Try creating a storyboard of images you’ve seen in garden magazines. This should include your preferred hard landscaping materials, such as stone or gravel, garden styles and planting combinations.
Most gardens include a patio area, perhaps with a dining area sheltered by a pergola, and a sunny decking area for taking in a few rays.
Look to see where the sun rises and sets, as this will dictate to a large extent where seating areas are best placed (a west-facing corner is perfect for a sunny seating area). It will also indicate where plants will thrive or struggle. Other ideas include small paths, water features, lighting and places to grow vegetables and herbs.
Different levels can look great, so if your garden is on a slope, tiered flower beds could be a practical solution too. Just as you have different rooms inside your house, the same principle can apply to the outside. A garden divided into smaller units using hedges, arches and a trellis will be a lot more interesting than one where you see the whole garden at once. And last, but not least, don’t forget the needs of children and pets!
A well-designed garden could add thousands to the value of your house, but it needs to be approached realistically.
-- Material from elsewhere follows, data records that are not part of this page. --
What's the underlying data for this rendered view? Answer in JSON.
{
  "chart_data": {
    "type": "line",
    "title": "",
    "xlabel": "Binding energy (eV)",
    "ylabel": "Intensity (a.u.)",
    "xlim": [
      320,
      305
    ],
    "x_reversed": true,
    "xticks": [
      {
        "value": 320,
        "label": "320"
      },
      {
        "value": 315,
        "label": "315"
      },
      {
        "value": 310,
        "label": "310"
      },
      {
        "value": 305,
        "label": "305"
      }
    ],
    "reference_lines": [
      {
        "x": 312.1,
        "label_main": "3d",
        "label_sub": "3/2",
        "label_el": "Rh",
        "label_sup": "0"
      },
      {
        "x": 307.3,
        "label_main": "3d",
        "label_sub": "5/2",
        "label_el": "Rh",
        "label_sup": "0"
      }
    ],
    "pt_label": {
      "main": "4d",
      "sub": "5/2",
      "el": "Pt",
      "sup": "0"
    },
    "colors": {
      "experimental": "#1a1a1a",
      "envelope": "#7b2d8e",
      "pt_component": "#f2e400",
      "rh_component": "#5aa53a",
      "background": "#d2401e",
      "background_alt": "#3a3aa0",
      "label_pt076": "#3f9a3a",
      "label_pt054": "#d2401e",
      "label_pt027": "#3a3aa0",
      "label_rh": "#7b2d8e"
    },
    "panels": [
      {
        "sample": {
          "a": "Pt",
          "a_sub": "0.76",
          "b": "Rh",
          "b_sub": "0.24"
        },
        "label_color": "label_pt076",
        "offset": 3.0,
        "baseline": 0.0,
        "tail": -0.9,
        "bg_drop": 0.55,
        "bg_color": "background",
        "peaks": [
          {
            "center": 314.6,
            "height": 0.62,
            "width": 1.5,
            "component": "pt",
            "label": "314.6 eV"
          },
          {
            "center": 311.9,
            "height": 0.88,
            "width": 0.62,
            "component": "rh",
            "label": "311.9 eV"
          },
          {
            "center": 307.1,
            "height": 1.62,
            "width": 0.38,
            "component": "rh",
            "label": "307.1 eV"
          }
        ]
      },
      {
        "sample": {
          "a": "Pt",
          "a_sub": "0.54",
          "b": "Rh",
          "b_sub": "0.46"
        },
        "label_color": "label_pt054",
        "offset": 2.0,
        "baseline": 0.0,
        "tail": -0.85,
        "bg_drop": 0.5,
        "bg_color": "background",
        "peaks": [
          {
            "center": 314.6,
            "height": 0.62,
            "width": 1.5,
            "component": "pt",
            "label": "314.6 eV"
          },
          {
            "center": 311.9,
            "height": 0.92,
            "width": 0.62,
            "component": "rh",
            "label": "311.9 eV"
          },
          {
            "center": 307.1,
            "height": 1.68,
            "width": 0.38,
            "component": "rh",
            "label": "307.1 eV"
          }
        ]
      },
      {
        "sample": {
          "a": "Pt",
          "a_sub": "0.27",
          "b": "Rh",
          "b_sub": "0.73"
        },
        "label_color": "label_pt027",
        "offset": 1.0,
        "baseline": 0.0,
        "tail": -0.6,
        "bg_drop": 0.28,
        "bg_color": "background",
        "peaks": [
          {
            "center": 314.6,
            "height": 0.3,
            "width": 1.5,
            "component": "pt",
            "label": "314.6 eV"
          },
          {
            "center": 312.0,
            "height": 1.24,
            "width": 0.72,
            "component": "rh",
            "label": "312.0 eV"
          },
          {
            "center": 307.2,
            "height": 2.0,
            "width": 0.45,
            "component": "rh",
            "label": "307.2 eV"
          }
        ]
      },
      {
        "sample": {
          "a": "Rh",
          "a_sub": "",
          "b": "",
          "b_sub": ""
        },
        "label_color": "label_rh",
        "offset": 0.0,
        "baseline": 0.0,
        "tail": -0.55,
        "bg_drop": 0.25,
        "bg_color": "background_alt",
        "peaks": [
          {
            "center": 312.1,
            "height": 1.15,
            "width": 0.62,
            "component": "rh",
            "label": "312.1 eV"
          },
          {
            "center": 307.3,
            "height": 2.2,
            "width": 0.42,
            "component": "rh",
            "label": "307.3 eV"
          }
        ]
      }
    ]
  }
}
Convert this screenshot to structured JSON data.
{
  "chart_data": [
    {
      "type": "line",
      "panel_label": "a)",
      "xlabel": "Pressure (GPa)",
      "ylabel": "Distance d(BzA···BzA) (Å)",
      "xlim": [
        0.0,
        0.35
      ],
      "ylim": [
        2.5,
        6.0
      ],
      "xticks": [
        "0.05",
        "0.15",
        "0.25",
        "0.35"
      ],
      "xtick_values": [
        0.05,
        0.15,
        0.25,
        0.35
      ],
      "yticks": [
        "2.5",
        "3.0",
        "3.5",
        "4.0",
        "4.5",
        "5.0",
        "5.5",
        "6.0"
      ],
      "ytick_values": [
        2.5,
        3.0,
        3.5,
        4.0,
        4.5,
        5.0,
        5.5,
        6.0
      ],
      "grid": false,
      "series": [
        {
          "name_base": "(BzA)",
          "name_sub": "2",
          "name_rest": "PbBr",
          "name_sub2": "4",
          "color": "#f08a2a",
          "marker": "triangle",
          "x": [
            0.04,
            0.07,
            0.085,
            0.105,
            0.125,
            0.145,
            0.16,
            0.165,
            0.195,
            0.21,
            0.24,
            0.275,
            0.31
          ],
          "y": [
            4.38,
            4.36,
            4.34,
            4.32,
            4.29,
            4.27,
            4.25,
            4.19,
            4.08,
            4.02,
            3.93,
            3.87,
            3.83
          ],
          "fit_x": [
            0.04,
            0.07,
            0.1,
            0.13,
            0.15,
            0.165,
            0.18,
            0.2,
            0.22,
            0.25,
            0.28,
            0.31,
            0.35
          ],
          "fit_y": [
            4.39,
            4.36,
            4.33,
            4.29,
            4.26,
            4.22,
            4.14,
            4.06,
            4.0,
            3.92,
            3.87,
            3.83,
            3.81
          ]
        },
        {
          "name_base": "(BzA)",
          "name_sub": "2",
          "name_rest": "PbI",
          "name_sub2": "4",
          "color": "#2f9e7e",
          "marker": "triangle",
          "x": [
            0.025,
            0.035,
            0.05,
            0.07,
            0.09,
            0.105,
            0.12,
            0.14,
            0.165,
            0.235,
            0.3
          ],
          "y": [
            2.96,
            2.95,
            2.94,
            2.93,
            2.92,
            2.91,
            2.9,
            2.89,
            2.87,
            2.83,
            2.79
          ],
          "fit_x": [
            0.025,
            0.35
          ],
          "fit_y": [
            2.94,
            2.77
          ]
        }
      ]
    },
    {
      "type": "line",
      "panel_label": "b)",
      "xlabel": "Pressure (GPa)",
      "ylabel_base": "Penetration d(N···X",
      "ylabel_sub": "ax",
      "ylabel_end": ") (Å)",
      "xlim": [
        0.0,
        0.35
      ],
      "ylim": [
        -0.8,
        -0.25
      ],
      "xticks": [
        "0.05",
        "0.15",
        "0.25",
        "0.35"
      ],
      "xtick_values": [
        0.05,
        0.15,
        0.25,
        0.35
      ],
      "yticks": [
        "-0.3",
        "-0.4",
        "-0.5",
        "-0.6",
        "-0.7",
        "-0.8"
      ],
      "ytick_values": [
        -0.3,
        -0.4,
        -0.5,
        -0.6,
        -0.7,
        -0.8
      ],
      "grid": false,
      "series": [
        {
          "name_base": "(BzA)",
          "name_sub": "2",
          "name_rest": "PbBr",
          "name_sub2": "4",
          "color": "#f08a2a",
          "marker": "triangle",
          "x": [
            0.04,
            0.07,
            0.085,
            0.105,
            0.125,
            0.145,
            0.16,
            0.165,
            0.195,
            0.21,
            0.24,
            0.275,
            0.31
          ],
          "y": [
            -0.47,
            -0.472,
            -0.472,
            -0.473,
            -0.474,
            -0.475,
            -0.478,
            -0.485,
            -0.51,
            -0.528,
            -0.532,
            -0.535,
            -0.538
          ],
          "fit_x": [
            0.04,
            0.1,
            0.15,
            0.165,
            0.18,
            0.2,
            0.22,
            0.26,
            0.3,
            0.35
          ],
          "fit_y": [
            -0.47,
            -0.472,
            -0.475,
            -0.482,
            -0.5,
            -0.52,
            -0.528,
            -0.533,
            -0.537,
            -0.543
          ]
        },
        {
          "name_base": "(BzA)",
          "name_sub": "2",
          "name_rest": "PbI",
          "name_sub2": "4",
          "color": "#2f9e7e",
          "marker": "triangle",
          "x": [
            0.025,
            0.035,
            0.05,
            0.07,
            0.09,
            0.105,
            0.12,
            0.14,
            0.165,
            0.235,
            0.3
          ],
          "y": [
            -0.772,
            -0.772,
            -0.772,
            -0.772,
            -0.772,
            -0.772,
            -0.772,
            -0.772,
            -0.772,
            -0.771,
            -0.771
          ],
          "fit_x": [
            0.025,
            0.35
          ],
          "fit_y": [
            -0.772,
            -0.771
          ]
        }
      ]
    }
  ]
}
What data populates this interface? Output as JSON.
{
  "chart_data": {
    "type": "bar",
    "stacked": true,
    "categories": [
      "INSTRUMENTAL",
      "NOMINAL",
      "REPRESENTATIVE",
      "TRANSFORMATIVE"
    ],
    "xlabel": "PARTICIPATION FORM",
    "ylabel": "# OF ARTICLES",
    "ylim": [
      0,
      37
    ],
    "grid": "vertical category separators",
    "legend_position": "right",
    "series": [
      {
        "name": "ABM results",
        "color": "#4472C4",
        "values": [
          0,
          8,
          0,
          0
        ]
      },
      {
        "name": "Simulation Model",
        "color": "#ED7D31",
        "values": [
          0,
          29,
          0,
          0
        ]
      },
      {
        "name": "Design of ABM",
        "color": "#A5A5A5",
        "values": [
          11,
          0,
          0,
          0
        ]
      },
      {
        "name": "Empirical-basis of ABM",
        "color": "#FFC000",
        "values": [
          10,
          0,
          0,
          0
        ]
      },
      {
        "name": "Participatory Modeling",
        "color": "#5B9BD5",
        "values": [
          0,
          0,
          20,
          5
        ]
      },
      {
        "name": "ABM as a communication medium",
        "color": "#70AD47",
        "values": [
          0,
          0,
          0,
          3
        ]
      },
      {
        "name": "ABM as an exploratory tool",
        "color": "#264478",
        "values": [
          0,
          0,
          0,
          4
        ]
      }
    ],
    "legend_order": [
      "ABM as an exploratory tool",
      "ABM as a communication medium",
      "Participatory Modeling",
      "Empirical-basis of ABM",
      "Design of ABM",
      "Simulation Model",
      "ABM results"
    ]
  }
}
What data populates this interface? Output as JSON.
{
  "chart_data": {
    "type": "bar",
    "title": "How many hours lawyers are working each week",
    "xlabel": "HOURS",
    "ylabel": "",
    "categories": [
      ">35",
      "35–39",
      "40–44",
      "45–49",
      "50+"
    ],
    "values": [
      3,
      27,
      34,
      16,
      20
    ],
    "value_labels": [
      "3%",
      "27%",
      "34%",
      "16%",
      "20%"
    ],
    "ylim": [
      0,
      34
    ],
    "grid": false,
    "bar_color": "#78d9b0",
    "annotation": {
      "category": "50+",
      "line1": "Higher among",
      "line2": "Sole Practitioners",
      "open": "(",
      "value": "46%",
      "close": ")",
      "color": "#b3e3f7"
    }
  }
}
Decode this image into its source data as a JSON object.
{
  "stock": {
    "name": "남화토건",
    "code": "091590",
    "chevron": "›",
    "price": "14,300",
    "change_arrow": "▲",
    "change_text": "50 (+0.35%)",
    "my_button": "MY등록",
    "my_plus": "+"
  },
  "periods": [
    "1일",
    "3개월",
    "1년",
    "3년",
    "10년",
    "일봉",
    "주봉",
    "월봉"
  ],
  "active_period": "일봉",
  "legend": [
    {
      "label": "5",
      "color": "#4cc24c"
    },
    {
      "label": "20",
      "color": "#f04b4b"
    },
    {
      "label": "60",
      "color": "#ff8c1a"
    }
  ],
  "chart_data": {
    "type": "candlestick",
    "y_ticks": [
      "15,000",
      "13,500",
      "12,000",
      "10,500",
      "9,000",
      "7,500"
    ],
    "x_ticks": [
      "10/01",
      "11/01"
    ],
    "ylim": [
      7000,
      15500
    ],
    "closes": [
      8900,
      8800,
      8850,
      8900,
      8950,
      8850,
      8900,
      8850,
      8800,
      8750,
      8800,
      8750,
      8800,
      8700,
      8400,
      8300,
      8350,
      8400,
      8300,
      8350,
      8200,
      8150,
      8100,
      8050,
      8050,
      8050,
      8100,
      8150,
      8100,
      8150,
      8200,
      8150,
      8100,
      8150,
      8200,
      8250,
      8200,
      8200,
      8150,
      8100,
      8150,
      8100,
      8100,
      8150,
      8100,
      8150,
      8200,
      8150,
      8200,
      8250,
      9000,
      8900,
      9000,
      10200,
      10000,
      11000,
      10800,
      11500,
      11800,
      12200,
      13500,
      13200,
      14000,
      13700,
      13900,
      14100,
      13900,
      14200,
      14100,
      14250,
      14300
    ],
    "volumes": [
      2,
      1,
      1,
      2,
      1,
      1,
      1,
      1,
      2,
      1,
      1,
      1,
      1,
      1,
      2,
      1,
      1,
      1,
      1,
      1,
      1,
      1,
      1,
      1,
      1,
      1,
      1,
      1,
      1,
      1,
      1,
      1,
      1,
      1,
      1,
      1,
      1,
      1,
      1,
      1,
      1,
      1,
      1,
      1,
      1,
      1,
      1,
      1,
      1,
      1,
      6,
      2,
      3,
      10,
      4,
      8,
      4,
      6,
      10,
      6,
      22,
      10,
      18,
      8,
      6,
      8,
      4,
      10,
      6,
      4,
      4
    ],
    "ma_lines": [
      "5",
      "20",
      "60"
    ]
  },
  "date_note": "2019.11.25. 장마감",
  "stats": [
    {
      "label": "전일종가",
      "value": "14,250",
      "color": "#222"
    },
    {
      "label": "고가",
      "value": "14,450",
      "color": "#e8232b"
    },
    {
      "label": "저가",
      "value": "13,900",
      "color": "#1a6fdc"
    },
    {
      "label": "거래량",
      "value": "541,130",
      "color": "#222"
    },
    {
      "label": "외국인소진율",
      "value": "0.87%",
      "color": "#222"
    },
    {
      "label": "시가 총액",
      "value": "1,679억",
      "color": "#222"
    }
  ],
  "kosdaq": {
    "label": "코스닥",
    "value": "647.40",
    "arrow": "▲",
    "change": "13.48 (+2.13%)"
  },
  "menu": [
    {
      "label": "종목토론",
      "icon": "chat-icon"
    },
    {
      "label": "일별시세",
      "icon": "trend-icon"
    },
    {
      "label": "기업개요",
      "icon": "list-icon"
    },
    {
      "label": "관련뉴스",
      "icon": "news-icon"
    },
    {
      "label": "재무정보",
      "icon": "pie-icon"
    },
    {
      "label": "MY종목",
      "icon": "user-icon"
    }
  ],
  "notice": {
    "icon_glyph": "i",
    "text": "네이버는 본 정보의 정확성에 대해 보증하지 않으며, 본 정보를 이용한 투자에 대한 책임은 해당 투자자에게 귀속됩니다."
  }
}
A well-thought-out plan now will save time and money in the future, and could turn out to be one of the best investments you’ve ever made personally and financially.
Kim’s top 5 garden plants
- Choisya Ternata A lovely evergreen shrub with white, scented flowers. It’s useful for providing structure in a border, and is tolerant of poor soil.
- Alchemilla mollis Excellent deciduous groundcover plant, with scalloped, felty, apple-green foliage. Also tolerant of different soil conditions.
- Sedum ‘Herbstfreude’ With grey-green foliage, and umbel-shaped flowers that butterflies love, this plant needs a sunny spot.
- Geranium ‘Johnson’s blue’ Not the brightly coloured bedding plant, but the ground cover that flowers for weeks during the summer.
- Lavandula Angutifolia ‘Hidcote’ One of my ‘must have’ plants that will thrive on rubble.